Geopolitics again took center stage and was the talk of the town across markets. The on-going trade tensions between the U.S. and China took a pause when both countries signaled that a trade deal would be signed with the potential for existing tariffs to be cancelled in stages until a Phase 1 deal is signed. Treasuries ran with the possibility of a removal of the September tariffs as part of a Phase 1 deal and staged a massive “relief sell-off” on the back of these headlines. The selling took place in the context of large volume and was mostly concentrated in the belly (5-10yr sector). The 10yr Treasury traded in a 17bps intraday range (below) when the trade headlines first hit the tape with the equivalent of $544bln in 10yr Treasuries changing hands in the futures market. However the lack of a more defined curve reaction (2s30s closed only 2bps steeper) and the outsized move in the intermediate sector was likely indicative of an old fashioned duration shed/risk-on reaction than any acknowledgement of the global growth/inflation implications of a possible truce in trade tensions. At any rate, the combination of relief on U.S./China trade, reduced probability of a disorderly Brexit and increased sovereign supply (French/Spanish) had safe-haven markets on their back foot for the majority of the month.

10yr Treasury Sold Off 17bps Intraday on U.S./China Trade Headlines (Most Since the November 2016 Elections)

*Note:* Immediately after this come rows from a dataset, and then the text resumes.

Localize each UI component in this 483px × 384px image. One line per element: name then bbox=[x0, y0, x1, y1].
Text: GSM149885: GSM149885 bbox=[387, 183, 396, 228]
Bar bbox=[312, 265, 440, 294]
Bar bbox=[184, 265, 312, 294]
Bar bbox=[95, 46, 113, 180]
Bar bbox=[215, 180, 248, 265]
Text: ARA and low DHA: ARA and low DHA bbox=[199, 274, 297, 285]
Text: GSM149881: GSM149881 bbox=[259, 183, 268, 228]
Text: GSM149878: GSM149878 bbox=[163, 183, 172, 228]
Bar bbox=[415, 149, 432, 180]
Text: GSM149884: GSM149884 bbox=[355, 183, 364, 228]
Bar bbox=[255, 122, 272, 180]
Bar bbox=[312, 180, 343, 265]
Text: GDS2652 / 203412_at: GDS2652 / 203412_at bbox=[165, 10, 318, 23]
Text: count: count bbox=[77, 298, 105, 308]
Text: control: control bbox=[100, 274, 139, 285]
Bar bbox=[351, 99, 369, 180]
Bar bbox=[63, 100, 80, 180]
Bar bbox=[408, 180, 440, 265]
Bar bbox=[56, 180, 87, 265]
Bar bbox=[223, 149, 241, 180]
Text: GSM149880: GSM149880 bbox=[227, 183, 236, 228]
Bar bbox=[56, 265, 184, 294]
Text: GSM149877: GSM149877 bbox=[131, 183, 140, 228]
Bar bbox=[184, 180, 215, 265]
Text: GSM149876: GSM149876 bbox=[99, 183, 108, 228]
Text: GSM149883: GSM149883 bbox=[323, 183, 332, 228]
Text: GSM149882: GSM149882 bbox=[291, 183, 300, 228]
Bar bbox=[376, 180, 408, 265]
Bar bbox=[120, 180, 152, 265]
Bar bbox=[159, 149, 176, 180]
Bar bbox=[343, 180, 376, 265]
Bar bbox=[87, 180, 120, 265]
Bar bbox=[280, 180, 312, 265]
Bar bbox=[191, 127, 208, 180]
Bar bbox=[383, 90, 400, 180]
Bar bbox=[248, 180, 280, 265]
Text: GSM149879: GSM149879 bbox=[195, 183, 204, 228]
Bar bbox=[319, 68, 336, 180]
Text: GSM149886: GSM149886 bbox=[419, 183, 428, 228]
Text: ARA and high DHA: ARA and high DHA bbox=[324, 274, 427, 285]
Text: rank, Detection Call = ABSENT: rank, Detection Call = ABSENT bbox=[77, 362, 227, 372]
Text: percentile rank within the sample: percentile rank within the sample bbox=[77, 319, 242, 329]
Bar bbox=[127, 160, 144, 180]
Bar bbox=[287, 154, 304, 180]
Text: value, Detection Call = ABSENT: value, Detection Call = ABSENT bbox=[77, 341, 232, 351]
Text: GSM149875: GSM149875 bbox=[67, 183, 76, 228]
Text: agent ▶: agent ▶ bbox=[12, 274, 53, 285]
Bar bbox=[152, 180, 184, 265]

Source: Bloomberg, TD Securities

In the background, a set of mostly firm economic data was almost an afterthought as euphoria around a possible trade deal drove risk markets all month. Although stronger-than-expected data around employment, the services sector and personal consumption contributed to animal spirits during the month, the mood was somewhat tempered by manufacturing data that remained tepid. More importantly, various readings on inflation data ticked lower or remained stagnant as inflationary pressures as measured by these statistics remained benign. Although the back and forth in U.S./China trade negotiations is not a direct driver of domestic monetary policy, the positive tones around it certainly gave the Fed some breathing room to gauge the incoming economic data. While this set of data overall has been firm, softer inflation readings will keep the Fed more biased to ease over the next 12 months. As a result, the Treasury curve is more likely to steepen as either front-end rates rally as rate cuts are delivered or actual inflation is generated causing the long end to sell off. However with the economy in a relatively “good place” for now, the Fed remains in a holding pattern with its attention gradually shifting to developing longer-term solutions for stability in the repo funding markets and more importantly, reviewing its current suite of monetary policy tools and strategies with a particular focus on tools to boost inflation/inflation expectations.